Even though we struggled with his health, we welcomed a beautiful boy in 2015. Jaz was a stay-at-home dad, and I was his caregiver and worked every day, masking a lot of the pain that comes with caring for an ill spouse. The deep sadness was also sheer exhaustion from the reality that my husband was slowly dying. And then I lost him. On July 23, 2020, on our son's 5th birthday. My world was shattered.

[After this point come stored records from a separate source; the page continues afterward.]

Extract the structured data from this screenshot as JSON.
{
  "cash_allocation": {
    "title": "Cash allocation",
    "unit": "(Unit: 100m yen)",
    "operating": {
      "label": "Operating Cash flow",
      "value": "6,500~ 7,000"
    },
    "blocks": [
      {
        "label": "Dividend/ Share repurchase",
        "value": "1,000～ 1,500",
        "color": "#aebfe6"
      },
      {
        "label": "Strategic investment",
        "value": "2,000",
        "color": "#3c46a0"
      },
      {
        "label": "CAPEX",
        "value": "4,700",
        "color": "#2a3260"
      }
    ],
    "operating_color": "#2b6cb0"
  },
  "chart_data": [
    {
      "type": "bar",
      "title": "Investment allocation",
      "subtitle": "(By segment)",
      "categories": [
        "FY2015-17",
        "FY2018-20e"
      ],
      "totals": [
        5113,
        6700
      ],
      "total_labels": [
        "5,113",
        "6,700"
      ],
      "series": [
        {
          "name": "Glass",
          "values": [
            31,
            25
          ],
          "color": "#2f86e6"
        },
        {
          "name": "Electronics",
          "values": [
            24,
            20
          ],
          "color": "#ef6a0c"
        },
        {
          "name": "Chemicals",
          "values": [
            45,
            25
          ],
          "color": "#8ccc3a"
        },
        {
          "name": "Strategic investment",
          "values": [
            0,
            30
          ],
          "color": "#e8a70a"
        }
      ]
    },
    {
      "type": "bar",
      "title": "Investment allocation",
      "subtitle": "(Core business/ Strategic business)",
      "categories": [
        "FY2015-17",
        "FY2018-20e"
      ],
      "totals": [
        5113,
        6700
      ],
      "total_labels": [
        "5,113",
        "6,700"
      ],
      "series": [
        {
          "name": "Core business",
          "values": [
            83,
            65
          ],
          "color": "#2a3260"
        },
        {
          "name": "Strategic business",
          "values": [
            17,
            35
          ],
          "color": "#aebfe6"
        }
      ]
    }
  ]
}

It's been three years, and the pain of his loss is as fresh as the day he transitioned. I mourn the loss of a great husband, a great father, and my one true love. With a lot of inner work, I try to keep pushing forward for my son. And on the nights that I cry myself to sleep or when I'm driving in the car and can't stop sobbing, I think of our love. And also, the love of my parents and siblings who never once treated my husband differently. He was loved and honoured, and respected by them all. Sometimes I laugh when I think of how my mom would always cook for him and ask him if I ever made him roti like a good wife.
In my darkest times, where the label widow looms over me, and I feel so small, I look at my son and realize that I'm strong and worthy and a great mother. My son looks just like his dad, and I share stories and pictures and tell him how much his father loved him. Because the love that my husband and I had transcends this physical world. Our love is cosmic, and no colour, caste, economic status, or religion would ever have kept us apart.
I know it's daunting that I have to live this life without him, but I have faith that we will reunite again on the other side; I'm hoping deep down that it will happen. And when I see him, run into his arms and bury my face in his warm, strong chest I'll tell him that I did my best, and I hope that he's proud of me. I try every day to be brave and strong, and I hope God grants me my wish to feel his love again. In the meantime, I'm my son's biggest fan. Teaching, guiding, and giving him the life his dad always wanted to provide for his only child.